Yukarıdaki gerekçelerle Su Ürünleri ve Balıkçılık Teknolojisi Mühendislerinin,
Gıda Tarım ve Hayvancılık Bakanlığı'na bağlı;
- Balıkçılık ve Su Ürünleri Genel Müdürlüğü ve taşra teşkilatında,
- Tarım ve Kırsal Kalkınmayı Destekleme Kurumu ve taşra teşkilatında,
- Tarımsal Araştırmalar ve Politikalar Genel Müdürlüğü ve taşra teşkilatında,
- Sınır Kontrol Müdürlüğü ve taşra teşkilatında
Orman ve Su İşleri Bakanlığı'na bağlı;
- Devlet Su İşleri Genel Müdürlüğü ve taşra teşkilatında,
- Su Yönetimi Genel Müdürlüğü ve taşra teşkilatında,
- Doğa Koruma ve Milli Parklar Genel Müdürlüğü ve taşra teşkilatında,
Çevre ve Şehircilik Bakanlığı'na bağlı;
- Tabiat Varlıklarını Koruma Genel Müdürlüğü ve taşra teşkilatında,
- Çevre Yönetimi Genel Müdürlüğü ve taşra teşkilatında
Ulaştırma, Denizcilik ve Haberleşme Bakanlığı’na bağlı;
- Denizcilik Müsteşarlığı,
- Kıyı Emniyeti Genel Müdürlüğü ve taşra teşkilatında
istihdam ettirilmesi gerekmektedir. Ülkemizde 30 yılı aşkın akademik geçmişe sahip, yaklaşık 15000 mezunu olan Su Ürünleri ve Balıkçılık Teknolojisi Mühendisliği mesleği ülkemizde gereken önemi ve ilgiyi görmemektedir.
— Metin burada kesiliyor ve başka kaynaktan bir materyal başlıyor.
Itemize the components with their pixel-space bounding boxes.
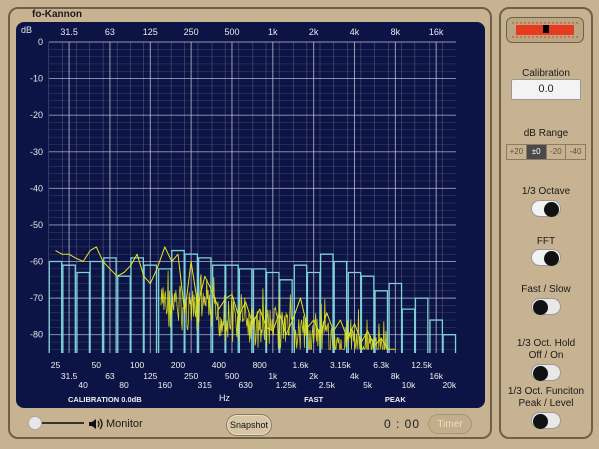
- db-range-option[interactable]: +20: [507, 145, 527, 159]
- top-freq-label: 31.5: [60, 27, 78, 37]
- fft-toggle[interactable]: [531, 249, 561, 266]
- y-tick-label: -50: [30, 220, 43, 230]
- hold-label-line1: 1/3 Oct. Hold: [516, 338, 576, 349]
- bottom-freq-label: 2k: [309, 371, 319, 381]
- fft-trace-detail: [160, 270, 388, 351]
- bottom-freq-label: 160: [158, 380, 172, 390]
- bottom-freq-label: 315: [198, 380, 212, 390]
- band-bar: [48, 260, 63, 353]
- top-freq-label: 2k: [309, 27, 319, 37]
- speed-status: FAST: [304, 395, 324, 404]
- top-freq-label: 250: [184, 27, 199, 37]
- y-tick-label: -80: [30, 330, 43, 340]
- y-tick-label: -40: [30, 183, 43, 193]
- bottom-freq-label: 400: [212, 360, 226, 370]
- band-bar: [442, 334, 457, 353]
- slider-knob[interactable]: [28, 416, 42, 430]
- bottom-freq-label: 800: [253, 360, 267, 370]
- db-range-option-selected[interactable]: ±0: [526, 145, 547, 159]
- y-tick-label: -10: [30, 74, 43, 84]
- toggle-knob: [544, 251, 559, 266]
- level-meter-icon: [506, 17, 584, 43]
- bottom-freq-label: 31.5: [61, 371, 78, 381]
- function-label-line2: Peak / Level: [518, 398, 574, 409]
- monitor-volume-slider[interactable]: [28, 416, 88, 430]
- bottom-freq-label: 630: [238, 380, 252, 390]
- timer-button[interactable]: Timer: [428, 414, 472, 434]
- mode-status: PEAK: [385, 395, 406, 404]
- band-bar: [414, 297, 429, 353]
- function-label-line1: 1/3 Oct. Funciton: [507, 386, 585, 397]
- y-axis-unit: dB: [21, 25, 32, 35]
- bottom-freq-label: 40: [78, 380, 88, 390]
- bottom-freq-label: 25: [51, 360, 61, 370]
- fast-slow-toggle[interactable]: [531, 298, 561, 315]
- y-tick-label: -30: [30, 147, 43, 157]
- bottom-freq-label: 100: [130, 360, 144, 370]
- timer-readout: 0 : 00: [384, 417, 421, 431]
- bottom-freq-label: 200: [171, 360, 185, 370]
- top-freq-label: 1k: [268, 27, 278, 37]
- bottom-freq-label: 250: [184, 371, 198, 381]
- db-range-option[interactable]: -40: [566, 145, 585, 159]
- function-toggle[interactable]: [531, 412, 561, 429]
- y-tick-label: -70: [30, 293, 43, 303]
- bottom-freq-label: 1.25k: [276, 380, 298, 390]
- third-octave-label: 1/3 Octave: [521, 186, 571, 197]
- spectrum-panel: 0 -10 -20 -30 -40 -50 -60 -70 -80 31.5 63 125 250 500…: [16, 22, 485, 408]
- calibration-field[interactable]: 0.0: [511, 79, 581, 100]
- top-freq-label: 16k: [429, 27, 444, 37]
- y-tick-label: -20: [30, 110, 43, 120]
- third-octave-toggle[interactable]: [531, 200, 561, 217]
- bottom-freq-label: 5k: [363, 380, 373, 390]
- top-freq-label: 63: [105, 27, 115, 37]
- bottom-freq-label: 63: [105, 371, 115, 381]
- band-bar: [117, 275, 131, 353]
- band-bar: [89, 260, 104, 353]
- db-range-selector[interactable]: +20 ±0 -20 -40: [506, 144, 586, 160]
- bottom-freq-label: 3.15k: [330, 360, 352, 370]
- top-freq-label: 4k: [350, 27, 360, 37]
- top-freq-label: 500: [224, 27, 239, 37]
- band-bar: [401, 308, 416, 353]
- y-tick-label: 0: [38, 37, 43, 47]
- snapshot-button[interactable]: Snapshot: [226, 414, 272, 436]
- speaker-icon: [89, 418, 103, 430]
- hold-toggle[interactable]: [531, 364, 561, 381]
- x-axis-unit: Hz: [219, 393, 230, 403]
- toggle-knob: [533, 300, 548, 315]
- toggle-knob: [533, 366, 548, 381]
- bottom-freq-label: 20k: [442, 380, 456, 390]
- hold-label-line2: Off / On: [528, 350, 564, 361]
- calibration-status: CALIBRATION 0.0dB: [68, 395, 142, 404]
- fast-slow-label: Fast / Slow: [521, 284, 571, 295]
- top-freq-label: 125: [143, 27, 158, 37]
- bottom-freq-label: 6.3k: [373, 360, 390, 370]
- toggle-knob: [544, 202, 559, 217]
- bottom-freq-label: 10k: [402, 380, 416, 390]
- bottom-freq-label: 50: [92, 360, 102, 370]
- bottom-freq-label: 125: [143, 371, 157, 381]
- bottom-freq-label: 80: [119, 380, 129, 390]
- fft-label: FFT: [536, 236, 556, 247]
- monitor-label: Monitor: [106, 418, 143, 430]
- bottom-freq-label: 4k: [350, 371, 360, 381]
- toggle-knob: [533, 414, 548, 429]
- bottom-freq-label: 2.5k: [319, 380, 336, 390]
- db-range-label: dB Range: [523, 128, 569, 139]
- top-freq-label: 8k: [391, 27, 401, 37]
- y-tick-label: -60: [30, 257, 43, 267]
- bottom-freq-label: 8k: [391, 371, 401, 381]
- db-range-option[interactable]: -20: [547, 145, 567, 159]
- bottom-freq-label: 500: [225, 371, 239, 381]
- bottom-freq-label: 1.6k: [292, 360, 309, 370]
- bottom-freq-label: 12.5k: [411, 360, 433, 370]
- spectrum-chart: 0 -10 -20 -30 -40 -50 -60 -70 -80 31.5 63 125 250 500…: [21, 25, 457, 404]
- band-bar: [171, 249, 185, 353]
Mezunlar alanları dışında çalışmak zorunda kalıp atıl duruma düşmektedirler. 1380 sayılı Su Ürünleri Kanunu ile 5996 sayılı Veteriner Hizmetleri, Bitki Sağlığı, Gıda ve Yem Kanunuyla mesleki anlamda yetkin olduğu bu konularda yetkisiz bırakılmış istihdam alanları kısıtlanmıştır. Sucul kaynaklarımızın korunması, kontrolü ve sürdürülebilirliği için Su Ürünleri ve Balıkçılık Teknolojisi Mühendisleri ilgili bakanlıklarda ve il-ilçe belediyelerinde istihdam ettirilmelidirler. Geleceğimizi ilgilendiren bu hassas konunun meclis gündemine taşınmasında katkılarınızı bekliyor, ilginize teşekkür ediyoruz. Saygılarımızla.